Nana (my grandma), my mom, Acie (my great-grandma) and me
I really didn't want to take medicine. I felt like I was giving up and giving in. I felt like going on meds was admitting that I couldn't solve this problem myself. I was worried that once on it, I'd be forever on it. Meds are tough because it takes at least two weeks for them to kick in and to know if they're going to work. Sometimes results can even take up to six weeks. I think it must be like having horrible, debilitating pain and having the doctor give you a prescription and then telling you, the pain killers will start working somewhere between two to six weeks. Luckily for me, Celexa was prescribed and started working about two weeks after I began taking it.

I was so nervous waiting to see the doctor. I felt like I was going to him to confess some horrible and embarrassing sin. Luckily, he was so gracious. I took a couple of quick assessment quizzes, one about anxiety and one about depression. I was very high on the anxiety scale and also over the threshold on the depression quiz as well. He patiently answered all of my questions and reassured me. I left feeling something I hadn't in a long time, hope.
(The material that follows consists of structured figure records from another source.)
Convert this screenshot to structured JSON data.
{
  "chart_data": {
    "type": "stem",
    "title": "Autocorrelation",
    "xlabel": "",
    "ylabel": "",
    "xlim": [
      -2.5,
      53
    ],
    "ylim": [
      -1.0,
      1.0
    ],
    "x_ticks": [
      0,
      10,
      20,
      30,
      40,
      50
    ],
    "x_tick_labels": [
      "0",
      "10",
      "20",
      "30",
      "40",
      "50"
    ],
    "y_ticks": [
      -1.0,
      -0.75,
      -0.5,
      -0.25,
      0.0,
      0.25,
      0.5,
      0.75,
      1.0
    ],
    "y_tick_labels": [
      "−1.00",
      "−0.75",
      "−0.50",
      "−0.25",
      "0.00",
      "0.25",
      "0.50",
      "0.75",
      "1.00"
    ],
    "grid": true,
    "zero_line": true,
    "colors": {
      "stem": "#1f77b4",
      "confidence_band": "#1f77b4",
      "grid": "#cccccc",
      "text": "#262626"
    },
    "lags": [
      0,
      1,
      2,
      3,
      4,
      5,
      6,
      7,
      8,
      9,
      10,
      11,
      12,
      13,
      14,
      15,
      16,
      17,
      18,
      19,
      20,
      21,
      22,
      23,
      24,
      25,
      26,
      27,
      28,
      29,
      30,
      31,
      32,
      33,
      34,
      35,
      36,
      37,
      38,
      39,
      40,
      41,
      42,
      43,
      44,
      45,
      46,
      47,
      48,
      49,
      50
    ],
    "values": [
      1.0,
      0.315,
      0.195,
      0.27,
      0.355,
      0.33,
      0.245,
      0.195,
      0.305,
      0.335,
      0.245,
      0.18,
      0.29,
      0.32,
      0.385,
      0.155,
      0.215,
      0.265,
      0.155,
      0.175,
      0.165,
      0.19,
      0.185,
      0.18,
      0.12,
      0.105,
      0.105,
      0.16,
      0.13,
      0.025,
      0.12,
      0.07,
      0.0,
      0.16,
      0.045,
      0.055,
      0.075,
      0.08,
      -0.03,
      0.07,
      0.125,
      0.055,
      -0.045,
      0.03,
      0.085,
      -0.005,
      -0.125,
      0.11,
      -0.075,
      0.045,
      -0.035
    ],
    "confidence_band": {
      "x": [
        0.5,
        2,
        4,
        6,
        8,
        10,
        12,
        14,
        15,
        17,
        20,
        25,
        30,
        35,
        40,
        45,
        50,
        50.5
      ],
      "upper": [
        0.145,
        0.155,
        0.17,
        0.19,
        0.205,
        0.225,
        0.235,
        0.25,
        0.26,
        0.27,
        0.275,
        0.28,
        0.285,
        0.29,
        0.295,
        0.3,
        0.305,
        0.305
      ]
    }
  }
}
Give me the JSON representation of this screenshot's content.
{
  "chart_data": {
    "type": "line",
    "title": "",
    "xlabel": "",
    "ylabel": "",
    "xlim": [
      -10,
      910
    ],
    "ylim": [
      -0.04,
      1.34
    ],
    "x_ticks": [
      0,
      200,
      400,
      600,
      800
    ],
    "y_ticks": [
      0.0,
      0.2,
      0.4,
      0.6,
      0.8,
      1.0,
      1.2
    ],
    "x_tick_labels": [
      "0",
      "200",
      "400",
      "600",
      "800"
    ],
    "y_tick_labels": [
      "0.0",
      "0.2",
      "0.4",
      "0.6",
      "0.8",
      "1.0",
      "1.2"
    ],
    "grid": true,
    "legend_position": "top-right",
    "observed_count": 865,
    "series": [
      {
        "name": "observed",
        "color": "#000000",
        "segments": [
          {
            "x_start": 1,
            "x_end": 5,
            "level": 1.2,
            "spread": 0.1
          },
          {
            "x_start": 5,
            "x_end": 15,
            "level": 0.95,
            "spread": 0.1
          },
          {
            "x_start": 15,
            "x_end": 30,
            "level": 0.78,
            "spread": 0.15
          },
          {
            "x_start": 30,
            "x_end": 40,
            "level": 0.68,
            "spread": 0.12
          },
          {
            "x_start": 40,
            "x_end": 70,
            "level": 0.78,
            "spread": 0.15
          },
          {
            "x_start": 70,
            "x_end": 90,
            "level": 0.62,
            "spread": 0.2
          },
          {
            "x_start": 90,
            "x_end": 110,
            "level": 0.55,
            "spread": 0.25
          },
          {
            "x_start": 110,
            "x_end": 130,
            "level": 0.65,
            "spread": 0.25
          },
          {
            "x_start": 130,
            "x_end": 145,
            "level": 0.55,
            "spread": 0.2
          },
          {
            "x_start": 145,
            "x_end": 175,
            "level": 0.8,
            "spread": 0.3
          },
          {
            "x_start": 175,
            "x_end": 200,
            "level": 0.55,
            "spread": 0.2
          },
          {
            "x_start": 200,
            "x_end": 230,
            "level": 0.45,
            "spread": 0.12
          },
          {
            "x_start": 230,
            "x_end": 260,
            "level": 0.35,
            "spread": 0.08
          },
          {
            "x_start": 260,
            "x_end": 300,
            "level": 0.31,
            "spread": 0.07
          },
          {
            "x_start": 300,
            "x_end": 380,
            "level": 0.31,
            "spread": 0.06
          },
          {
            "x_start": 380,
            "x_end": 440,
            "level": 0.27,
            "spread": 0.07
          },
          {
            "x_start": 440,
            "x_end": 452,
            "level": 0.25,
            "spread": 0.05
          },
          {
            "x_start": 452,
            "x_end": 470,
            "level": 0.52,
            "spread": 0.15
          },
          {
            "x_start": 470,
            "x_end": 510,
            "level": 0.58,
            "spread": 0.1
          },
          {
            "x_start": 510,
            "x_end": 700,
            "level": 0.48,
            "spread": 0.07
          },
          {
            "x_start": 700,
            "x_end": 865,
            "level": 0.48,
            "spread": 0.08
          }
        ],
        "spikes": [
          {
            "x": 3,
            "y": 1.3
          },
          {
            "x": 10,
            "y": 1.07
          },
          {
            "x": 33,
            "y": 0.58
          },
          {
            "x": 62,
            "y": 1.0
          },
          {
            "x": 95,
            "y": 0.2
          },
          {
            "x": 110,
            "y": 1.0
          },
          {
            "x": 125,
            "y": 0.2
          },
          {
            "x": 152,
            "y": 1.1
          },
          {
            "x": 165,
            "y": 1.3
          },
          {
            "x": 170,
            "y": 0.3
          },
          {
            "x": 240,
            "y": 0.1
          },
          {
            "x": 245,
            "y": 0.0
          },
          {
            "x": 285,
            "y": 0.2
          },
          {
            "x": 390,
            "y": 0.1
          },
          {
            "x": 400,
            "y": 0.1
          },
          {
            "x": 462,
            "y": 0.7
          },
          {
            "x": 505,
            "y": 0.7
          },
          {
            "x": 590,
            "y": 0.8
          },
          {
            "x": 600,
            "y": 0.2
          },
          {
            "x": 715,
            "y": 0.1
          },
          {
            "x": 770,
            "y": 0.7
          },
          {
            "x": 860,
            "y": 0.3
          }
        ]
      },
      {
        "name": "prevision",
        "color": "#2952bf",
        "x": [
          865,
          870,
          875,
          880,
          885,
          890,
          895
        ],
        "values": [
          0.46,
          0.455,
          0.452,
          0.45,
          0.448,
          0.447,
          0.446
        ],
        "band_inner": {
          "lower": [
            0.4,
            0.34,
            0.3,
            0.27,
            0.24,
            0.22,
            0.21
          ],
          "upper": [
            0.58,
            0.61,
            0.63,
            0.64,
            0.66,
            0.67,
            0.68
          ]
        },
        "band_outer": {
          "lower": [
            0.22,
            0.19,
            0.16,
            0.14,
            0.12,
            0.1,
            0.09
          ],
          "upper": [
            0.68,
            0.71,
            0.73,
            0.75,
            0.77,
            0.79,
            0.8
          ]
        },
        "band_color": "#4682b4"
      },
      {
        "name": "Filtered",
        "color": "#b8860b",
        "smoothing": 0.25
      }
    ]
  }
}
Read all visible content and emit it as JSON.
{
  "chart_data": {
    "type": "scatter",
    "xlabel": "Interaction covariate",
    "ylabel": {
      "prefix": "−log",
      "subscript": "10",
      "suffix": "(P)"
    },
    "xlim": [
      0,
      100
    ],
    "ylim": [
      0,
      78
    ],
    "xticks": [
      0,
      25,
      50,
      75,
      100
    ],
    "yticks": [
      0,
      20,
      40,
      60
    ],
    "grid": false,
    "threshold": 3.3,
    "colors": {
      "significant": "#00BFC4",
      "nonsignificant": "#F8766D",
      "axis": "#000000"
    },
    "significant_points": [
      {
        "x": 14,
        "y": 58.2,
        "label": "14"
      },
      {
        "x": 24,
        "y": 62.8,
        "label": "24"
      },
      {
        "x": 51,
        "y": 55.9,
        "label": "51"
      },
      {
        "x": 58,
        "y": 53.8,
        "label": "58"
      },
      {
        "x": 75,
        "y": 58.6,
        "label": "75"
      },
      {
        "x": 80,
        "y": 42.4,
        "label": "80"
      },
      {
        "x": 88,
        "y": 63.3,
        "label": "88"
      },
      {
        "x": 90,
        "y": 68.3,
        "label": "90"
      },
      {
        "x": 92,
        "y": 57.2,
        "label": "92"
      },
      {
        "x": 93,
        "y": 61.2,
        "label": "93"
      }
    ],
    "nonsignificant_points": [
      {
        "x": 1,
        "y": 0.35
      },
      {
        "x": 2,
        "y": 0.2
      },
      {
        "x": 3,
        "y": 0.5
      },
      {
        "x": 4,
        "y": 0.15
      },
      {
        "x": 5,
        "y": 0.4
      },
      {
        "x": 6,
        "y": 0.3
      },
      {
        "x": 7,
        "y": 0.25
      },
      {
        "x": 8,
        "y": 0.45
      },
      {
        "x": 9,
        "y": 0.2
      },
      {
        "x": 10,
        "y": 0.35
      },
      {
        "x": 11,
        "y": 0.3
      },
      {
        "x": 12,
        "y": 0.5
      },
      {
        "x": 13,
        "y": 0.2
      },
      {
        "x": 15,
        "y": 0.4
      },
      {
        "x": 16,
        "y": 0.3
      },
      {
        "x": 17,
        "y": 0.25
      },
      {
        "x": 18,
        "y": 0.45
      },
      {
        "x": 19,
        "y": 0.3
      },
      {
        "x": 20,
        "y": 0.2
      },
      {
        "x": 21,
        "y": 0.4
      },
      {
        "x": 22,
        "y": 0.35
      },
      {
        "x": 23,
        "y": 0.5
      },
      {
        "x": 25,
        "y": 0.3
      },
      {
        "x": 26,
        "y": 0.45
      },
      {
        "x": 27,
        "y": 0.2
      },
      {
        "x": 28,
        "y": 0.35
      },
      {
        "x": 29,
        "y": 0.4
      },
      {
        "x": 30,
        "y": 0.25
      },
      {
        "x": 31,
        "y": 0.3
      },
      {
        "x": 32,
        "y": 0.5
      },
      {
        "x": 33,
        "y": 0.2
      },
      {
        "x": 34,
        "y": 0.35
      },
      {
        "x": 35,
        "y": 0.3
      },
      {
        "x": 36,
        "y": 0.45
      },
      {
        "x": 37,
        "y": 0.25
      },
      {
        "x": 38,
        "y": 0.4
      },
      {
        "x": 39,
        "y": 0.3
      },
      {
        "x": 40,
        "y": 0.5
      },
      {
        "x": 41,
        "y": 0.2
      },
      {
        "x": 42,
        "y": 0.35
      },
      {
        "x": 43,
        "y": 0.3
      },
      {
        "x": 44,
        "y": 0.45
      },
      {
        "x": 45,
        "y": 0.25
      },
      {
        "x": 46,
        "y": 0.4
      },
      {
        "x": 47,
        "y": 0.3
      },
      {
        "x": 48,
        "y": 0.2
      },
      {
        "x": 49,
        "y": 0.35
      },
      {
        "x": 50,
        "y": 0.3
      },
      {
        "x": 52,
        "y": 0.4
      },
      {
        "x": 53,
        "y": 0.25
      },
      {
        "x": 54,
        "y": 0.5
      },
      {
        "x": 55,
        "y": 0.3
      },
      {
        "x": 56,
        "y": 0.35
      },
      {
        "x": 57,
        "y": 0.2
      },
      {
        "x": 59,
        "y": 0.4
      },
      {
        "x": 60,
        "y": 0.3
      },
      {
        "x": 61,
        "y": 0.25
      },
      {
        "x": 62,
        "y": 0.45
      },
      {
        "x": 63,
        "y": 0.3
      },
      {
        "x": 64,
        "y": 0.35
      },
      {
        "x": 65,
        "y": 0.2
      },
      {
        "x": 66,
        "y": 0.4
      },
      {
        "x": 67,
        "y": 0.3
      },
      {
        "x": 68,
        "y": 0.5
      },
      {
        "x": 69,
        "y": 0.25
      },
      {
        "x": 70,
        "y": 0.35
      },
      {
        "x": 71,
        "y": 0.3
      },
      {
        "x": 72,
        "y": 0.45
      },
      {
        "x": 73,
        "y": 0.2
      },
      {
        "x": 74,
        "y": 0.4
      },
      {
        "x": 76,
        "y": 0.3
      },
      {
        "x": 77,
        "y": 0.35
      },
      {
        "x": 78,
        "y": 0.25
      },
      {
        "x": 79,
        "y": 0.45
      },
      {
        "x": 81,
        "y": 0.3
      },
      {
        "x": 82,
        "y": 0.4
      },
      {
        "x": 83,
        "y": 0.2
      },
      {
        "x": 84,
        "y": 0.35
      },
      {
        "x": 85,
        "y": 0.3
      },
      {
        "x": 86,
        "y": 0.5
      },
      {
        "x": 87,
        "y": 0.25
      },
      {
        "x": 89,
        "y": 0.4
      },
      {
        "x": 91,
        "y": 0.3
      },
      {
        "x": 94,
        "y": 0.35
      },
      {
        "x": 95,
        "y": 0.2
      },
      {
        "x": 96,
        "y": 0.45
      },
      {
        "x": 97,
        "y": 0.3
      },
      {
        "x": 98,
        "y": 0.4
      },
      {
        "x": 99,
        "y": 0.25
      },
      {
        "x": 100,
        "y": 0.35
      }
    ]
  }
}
In two weeks my whole life had changed. Feelings, thoughts and behaviors I had beat myself up over and felt horribly guilty about, because I thought they were my fault, magically disappeared. I suddenly knew that there was something physically wrong with me. Somehow the chemicals in my body had betrayed me and turned me into something I wasn't. The medicine was balancing those chemicals back again where they should be. The medicine didn't turn me into a zombie, didn't make me out-of-control giddy, they simply returned me back to something that resembled my old self. I still had some work to do, because you can get into some negative patterns after being anxious/depressed for so long, but I was so much better. My life was a night and day difference compared to two weeks ago. If you suspect you might have anxiety or depression, don't wait. WebMD has some pretty good quizzes. Visit your doctor. The worst/best they can tell you is that you are fine, but if you are suffering, I'm telling you there is no shame in medicine. Would you refuse medication if you had an infection? I'm guessing not. Many times anxiety and depression is a result of something chemical/physical going on in your body and has a strong link to genes. Sometimes it's because something really horrible happened and that messed you up chemically. Whatever the case, some sort of medicine will help you. Sometimes one doesn't, but there are lots to try. If medicine doesn't help, certain types of therapy can be just as effective. You will feel normal again, you will be happy again and not only will it greatly bless your life, it will help all those around you.

**Next: The relapse--Will I never learn?

1 comment:

Emily said...

Vhari, thanks so much for sharing your struggle. I have some people very close to me who struggle with the same things and what an awakening to realize that medicine actually helps and it's OKAY! So glad you are feeling better!